So I’m investigating leaving Sprint after the news of the previous entry, and this doesn’t inspire confidence in the brand for Verizon.

One would think to place basic computational arithmetic well within the realm of web monkeys that can make a web store for a multi-billion-dollar communications giant. One would also, apparently, be quite wrong.
Exactly how do you pay someone 10^-14^th of a penny?
Well, it’s actually a 10^-12^th of a penny. That might be easier. Ask your favourite bank to consider issuing micropayment banknotes.
I’m not the guy in the Digg story. Please read.
Typical mistake – they are representing the prices with IEEE 754 doubles (base-2 floating point numbers with 52 bits of mantissa). The good news is that it’s probably limited to their web form. Their real billing system probably does things correctly.

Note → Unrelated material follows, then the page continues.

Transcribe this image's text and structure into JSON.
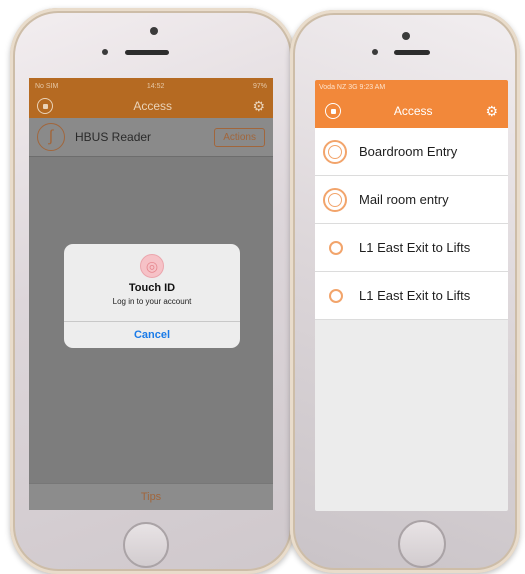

The details: Just as numbers like 1/3rd can’t be represented in base-10 without infinitely repeating numbers, 0.1 can’t be represented in base-2. They’ve only allocated a finite number of digits to represent the number, so at some point they have to round. That point is at 52 bits, or about 10^-15th of the whole. The proper way to represent dollar amounts is fixed-precision base-10 numbers, but…well, sadly, many don’t. Very few people actually understand floating point numbers, and most people aren’t even aware that they don’t understand them.